Дело дошло до бурных сцен в комиссии; большинство представителей помещиков-дворян грозно заявляло, что уничтожать всякого, кто осмелится поставить на очередь вопрос об их правах собственности над крепостными; беспорядок еще увеличился благодаря тому, что в лагере дворян граф Шереметев, богатейший помещик в России, стал во главе стремившихся к реформе и громко объявил, что лично он готов дать полную свободу всем своим крепостным. Волнения, вызванные вестями о деятельности этой комиссии, проникшими вглубь России, становились все опаснее, благодаря победоносному шествию вперед Пугачева, так как ведь и он объявлял в своих прокламациях об освобождении крестьян и уничтожении крепостного права; раз ему удалось бы подступить к Москве с массами стекавшихся к нему крестьян, в ореоле победы над помещиками, против которых он энергично натравливал крестьян, предавая землевладельцев в полное распоряжение последних, которые не останавливались пред жесточайшей расправой с ними; если бы ему удалось овладеть первопрестольной столицей Российской империи и добиться там признания себя действительным императором Петром Федоровичем, то власти Екатерины Алексеевны был бы нанесен смертельный удар.
Разумеется, императрица обнародовала манифест, в котором объявила Пугачева обманщиком и государственным изменником и повелела подвергнуть его наказанию. Но этим и исчерпывалось дело для официального придворного мира и для населения Петербурга. Однако, несмотря на то, и сама императрица вполне сознавала, какой серьезный оборот принимало все это и какая опасность со всех сторон угрожала ее власти и основам ее царствования; а сознание, что иностранные дипломаты при ее дворе, а, следовательно, и европейские кабинеты были совершенно точно осведомлены относительно ее опасного положения, увеличивало ее заботы и огорчения.
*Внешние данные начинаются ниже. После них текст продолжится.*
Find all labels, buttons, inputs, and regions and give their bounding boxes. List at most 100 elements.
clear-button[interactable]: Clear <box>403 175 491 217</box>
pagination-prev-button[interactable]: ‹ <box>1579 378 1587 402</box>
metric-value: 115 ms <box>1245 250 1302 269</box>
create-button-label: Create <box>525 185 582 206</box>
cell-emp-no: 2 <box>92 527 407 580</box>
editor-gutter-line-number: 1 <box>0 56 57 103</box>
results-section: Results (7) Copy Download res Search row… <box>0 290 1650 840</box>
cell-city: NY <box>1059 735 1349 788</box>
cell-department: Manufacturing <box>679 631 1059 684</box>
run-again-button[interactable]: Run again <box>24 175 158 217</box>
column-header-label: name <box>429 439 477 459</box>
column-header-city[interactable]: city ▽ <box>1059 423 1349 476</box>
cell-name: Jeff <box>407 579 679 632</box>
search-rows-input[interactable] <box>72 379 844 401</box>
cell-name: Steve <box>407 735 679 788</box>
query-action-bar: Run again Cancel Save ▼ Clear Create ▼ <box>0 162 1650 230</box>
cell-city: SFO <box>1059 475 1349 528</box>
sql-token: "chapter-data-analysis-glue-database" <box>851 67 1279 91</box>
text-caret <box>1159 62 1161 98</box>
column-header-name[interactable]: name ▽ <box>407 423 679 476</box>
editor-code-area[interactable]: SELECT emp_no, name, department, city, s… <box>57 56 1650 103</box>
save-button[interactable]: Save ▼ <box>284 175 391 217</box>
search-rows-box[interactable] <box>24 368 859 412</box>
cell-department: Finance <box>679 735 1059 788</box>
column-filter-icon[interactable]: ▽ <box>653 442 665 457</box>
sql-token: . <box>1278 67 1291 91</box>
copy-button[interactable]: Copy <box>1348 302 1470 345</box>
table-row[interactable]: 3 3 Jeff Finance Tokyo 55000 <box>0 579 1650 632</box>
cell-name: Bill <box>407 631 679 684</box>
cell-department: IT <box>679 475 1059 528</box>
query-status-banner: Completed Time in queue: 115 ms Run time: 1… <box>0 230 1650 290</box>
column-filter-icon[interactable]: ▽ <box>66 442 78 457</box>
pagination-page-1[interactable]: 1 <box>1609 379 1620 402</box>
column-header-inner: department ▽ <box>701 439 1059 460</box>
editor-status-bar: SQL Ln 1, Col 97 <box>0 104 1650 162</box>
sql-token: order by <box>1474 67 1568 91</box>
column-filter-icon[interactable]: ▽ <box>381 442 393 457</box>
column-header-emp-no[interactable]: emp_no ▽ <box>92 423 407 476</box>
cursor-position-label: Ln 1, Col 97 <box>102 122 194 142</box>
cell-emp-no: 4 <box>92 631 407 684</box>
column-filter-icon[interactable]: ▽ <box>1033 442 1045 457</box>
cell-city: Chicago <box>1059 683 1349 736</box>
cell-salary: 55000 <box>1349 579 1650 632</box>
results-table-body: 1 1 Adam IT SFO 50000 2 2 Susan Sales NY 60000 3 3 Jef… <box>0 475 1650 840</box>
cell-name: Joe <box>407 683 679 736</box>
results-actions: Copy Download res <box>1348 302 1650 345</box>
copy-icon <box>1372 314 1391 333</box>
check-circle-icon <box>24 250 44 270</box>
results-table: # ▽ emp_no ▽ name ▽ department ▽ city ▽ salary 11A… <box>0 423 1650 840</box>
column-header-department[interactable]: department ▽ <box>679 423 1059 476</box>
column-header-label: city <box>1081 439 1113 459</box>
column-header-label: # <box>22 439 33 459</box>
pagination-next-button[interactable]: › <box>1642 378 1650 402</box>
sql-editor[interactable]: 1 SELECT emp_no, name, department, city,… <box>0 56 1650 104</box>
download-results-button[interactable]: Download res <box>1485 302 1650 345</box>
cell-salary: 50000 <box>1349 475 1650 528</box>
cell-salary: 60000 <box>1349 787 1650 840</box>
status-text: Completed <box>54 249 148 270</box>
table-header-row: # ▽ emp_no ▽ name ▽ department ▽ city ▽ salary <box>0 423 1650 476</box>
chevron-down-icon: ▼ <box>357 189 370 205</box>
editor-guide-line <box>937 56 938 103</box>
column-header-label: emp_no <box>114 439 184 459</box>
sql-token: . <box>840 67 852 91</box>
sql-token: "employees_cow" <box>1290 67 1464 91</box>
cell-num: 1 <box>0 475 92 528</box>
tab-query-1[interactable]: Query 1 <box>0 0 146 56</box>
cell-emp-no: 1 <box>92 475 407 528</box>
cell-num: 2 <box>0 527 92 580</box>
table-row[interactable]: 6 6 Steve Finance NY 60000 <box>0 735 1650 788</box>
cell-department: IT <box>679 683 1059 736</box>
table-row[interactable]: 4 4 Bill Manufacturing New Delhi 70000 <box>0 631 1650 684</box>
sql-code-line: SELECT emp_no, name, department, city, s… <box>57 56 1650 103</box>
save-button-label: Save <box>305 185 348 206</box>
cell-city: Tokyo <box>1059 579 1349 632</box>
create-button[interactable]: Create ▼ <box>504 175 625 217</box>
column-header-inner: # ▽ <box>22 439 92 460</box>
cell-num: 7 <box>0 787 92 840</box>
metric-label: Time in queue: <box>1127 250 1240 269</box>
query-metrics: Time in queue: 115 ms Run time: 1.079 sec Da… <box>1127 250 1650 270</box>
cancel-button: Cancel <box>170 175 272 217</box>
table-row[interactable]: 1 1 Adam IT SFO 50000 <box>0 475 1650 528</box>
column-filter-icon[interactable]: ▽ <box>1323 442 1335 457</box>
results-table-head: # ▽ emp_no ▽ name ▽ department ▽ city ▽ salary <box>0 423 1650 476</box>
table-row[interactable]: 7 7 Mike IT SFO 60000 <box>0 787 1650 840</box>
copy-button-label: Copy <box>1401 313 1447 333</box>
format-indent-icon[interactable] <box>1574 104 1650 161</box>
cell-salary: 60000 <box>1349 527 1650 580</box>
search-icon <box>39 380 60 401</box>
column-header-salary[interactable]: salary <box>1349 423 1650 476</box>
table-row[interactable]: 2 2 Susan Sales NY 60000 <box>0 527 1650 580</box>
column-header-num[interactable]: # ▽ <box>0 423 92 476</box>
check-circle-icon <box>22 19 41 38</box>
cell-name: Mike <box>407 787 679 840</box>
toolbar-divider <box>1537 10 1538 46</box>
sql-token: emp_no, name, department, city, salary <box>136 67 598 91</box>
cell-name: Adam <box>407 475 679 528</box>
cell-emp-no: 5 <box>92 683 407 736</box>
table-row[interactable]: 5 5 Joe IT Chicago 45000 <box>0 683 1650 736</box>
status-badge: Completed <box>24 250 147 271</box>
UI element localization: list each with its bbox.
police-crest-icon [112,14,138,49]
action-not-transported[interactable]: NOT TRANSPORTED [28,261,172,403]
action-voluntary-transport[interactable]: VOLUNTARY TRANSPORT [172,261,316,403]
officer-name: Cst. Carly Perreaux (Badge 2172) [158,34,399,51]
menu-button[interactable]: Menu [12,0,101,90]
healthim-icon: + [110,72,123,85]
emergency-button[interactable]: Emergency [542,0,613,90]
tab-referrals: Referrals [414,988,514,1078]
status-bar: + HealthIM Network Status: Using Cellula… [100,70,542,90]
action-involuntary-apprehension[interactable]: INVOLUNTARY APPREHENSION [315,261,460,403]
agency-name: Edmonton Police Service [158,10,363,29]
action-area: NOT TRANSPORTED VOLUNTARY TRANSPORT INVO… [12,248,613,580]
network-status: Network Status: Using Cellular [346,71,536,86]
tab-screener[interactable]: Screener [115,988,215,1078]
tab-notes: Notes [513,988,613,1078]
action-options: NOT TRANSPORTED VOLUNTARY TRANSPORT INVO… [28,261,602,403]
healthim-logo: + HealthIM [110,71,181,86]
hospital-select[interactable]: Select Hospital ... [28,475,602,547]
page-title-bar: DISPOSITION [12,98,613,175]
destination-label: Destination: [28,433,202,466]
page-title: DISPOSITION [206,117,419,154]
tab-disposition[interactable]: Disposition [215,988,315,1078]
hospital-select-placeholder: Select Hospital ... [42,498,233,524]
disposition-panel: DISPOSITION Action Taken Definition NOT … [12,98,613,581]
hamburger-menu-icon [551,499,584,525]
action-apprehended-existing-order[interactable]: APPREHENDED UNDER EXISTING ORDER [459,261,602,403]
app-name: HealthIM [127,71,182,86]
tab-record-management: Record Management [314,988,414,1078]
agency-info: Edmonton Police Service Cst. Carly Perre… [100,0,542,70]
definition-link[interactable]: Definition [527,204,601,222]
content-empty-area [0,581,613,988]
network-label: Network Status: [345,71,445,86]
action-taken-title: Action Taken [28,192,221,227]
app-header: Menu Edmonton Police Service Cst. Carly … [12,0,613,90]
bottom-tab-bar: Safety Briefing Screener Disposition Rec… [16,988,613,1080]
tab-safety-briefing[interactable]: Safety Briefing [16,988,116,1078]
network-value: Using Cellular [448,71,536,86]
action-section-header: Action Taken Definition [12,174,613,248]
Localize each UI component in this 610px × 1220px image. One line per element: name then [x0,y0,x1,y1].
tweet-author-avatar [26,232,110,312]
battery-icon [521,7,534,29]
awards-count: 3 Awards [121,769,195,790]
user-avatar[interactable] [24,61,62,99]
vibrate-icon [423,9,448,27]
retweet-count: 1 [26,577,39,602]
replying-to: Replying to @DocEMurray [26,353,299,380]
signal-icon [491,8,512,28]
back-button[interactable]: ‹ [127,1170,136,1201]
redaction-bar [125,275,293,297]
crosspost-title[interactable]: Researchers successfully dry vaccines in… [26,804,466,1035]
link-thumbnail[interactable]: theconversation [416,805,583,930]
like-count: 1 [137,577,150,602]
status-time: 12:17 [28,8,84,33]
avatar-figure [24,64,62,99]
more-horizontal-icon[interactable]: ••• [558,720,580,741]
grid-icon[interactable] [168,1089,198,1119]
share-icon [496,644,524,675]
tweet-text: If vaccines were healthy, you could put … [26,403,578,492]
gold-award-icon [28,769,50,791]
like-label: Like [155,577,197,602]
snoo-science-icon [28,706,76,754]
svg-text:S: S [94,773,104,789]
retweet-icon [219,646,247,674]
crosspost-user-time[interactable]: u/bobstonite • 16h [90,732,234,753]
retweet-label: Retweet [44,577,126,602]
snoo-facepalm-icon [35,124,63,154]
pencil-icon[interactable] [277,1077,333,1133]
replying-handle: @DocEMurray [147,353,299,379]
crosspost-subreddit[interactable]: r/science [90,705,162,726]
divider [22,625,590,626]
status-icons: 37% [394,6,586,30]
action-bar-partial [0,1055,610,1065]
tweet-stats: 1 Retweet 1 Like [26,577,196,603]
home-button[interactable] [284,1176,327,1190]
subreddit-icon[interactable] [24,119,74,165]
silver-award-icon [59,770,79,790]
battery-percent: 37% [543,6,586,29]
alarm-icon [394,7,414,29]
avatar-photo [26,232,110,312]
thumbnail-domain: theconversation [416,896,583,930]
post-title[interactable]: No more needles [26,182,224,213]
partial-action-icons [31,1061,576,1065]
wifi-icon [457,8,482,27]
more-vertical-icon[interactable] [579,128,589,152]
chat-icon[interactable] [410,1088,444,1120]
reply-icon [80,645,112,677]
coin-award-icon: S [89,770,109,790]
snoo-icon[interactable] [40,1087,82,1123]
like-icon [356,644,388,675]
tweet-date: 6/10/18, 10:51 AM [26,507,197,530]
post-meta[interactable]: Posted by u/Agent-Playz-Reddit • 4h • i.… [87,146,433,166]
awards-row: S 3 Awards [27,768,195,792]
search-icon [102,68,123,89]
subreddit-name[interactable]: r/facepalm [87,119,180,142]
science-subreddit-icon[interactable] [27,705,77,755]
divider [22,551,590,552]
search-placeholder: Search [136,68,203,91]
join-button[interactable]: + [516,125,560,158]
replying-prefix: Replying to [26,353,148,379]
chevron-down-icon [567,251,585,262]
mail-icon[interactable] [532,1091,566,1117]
Все эти заботы еще тяжелее угнетали Екатерину Алексеевну, потому что ей приходилось совершенно одной нести их и у нее не было такого преданного человека, пред которым она могла бы откровенно излить свою душу. Нередко с ее губ уже готово было сорваться признание, которое облегчило бы ее, или просьба о совете в те минуты, когда пред нею стоял Потемкине и когда она смотрела на его гордое, прекрасное, сиявшее мужеством и силою воли лицо; но гордость и недоверие повелительницы подавляли слова, рвавшиеся из сердца любящей женщины, так как Потемкин никогда не говорил с нею о положении государства и об угрожавшей опасности; у него на языке были лишь пылкие слова страсти и все его мысли, по-видимому, были исключительно заняты изобретением и устройством все новых и новых празднеств.